Right now, Badtz Maru is in a downturn. Even going to the Sanrio Store online shows just some pens, pencils, backpacks, etc. Sanrio’s current focus is on Cinnamoroll, Chococat, and of course, Hello Kitty. (BTW, whenever I see her, I think of I Have No Mouth, and I Must Scream.) Bide your time, because I’m sure he’ll return.
I do miss him – I used to have BM window clings on my car, and I still have a BM messenger bag I use on occasion, because nothing says “professional” like a leather bag with a purple zipper, stamped with a giant, grumpy penguin. And BM stationery, and a notebook, and pens, and all sorts of crap.

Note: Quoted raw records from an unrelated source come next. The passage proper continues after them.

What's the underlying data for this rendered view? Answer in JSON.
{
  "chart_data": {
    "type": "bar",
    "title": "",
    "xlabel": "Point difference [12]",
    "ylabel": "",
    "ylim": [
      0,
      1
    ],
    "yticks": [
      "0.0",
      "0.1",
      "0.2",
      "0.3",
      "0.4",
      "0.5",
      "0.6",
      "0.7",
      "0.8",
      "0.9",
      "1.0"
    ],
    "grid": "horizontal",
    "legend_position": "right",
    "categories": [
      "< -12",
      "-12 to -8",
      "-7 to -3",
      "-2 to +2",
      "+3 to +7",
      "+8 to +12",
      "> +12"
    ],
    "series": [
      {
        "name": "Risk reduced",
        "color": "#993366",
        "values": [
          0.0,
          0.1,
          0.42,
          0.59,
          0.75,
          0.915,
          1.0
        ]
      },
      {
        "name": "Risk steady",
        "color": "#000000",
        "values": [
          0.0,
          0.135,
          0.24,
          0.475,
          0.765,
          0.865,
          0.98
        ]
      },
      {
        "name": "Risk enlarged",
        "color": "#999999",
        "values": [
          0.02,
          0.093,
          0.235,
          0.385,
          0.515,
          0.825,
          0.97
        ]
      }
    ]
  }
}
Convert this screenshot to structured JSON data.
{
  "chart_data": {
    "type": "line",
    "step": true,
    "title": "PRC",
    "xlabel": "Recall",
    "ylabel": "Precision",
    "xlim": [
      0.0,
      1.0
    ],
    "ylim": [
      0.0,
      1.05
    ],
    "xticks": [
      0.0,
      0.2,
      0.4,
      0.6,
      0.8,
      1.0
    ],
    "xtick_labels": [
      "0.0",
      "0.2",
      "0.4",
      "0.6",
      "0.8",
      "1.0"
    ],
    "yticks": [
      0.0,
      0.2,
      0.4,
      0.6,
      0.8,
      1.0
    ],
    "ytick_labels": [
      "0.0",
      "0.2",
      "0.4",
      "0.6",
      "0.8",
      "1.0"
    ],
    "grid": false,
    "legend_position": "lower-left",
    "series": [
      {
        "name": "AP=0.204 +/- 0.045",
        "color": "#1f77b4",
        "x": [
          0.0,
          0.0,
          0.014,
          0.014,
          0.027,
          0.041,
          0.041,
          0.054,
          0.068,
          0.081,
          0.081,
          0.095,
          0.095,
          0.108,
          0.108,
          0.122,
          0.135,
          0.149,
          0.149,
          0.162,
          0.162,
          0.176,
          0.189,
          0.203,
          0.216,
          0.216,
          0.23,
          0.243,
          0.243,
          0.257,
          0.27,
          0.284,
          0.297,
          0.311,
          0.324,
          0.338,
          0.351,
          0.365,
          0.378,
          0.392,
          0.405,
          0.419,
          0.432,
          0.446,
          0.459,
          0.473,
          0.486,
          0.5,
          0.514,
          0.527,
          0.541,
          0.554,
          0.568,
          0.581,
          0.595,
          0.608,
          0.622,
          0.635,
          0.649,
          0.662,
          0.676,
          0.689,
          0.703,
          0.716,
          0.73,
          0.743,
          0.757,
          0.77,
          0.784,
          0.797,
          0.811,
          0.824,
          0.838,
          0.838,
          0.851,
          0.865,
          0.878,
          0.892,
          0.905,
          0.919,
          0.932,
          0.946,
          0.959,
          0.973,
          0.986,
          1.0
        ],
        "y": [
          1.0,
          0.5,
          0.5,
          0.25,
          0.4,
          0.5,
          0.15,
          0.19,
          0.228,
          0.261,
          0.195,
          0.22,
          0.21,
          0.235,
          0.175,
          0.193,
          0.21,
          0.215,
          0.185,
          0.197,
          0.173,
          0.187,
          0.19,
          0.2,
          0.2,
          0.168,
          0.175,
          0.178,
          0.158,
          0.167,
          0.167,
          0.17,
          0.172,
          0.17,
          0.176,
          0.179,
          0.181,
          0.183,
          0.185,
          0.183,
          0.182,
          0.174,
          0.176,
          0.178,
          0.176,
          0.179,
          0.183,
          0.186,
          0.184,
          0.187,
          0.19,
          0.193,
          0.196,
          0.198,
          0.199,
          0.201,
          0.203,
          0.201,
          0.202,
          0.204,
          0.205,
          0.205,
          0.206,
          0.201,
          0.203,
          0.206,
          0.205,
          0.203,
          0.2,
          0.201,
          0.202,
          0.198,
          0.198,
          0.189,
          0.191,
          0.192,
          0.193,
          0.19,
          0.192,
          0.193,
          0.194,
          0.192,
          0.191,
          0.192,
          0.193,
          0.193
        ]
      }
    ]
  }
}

Never was a Hello Kitty fan, always prefered the frog and his friends. However, I have a friend, 19, who wants Hello Kitty hair elastics. Her hair is too short to use them in.
(On a side note, there’s also Hello Kitty pocky. Which, is pink, IIRC. So, you can suck on a long pink stick and a pussy all at once)
“The only thing Asian as a role model was Hello Kitty. I do not want to model myself after Hello Kitty. She has no mouth. She cannot even say ‘hi’ back to you after you say, ‘Hello, kitty!’ She can’t breathe, she can’t eat… she’s just a pussy wit’ a bow on it.” - Margaret Cho
I had my roommate translate the writing on the condoms and this is what she came up with:
The bottom left one says, “Take a good look at the transparency.”
The bottom right one says, “Safety first.”
The top right one (and this one is the best) says, “Relieve yourself with this.”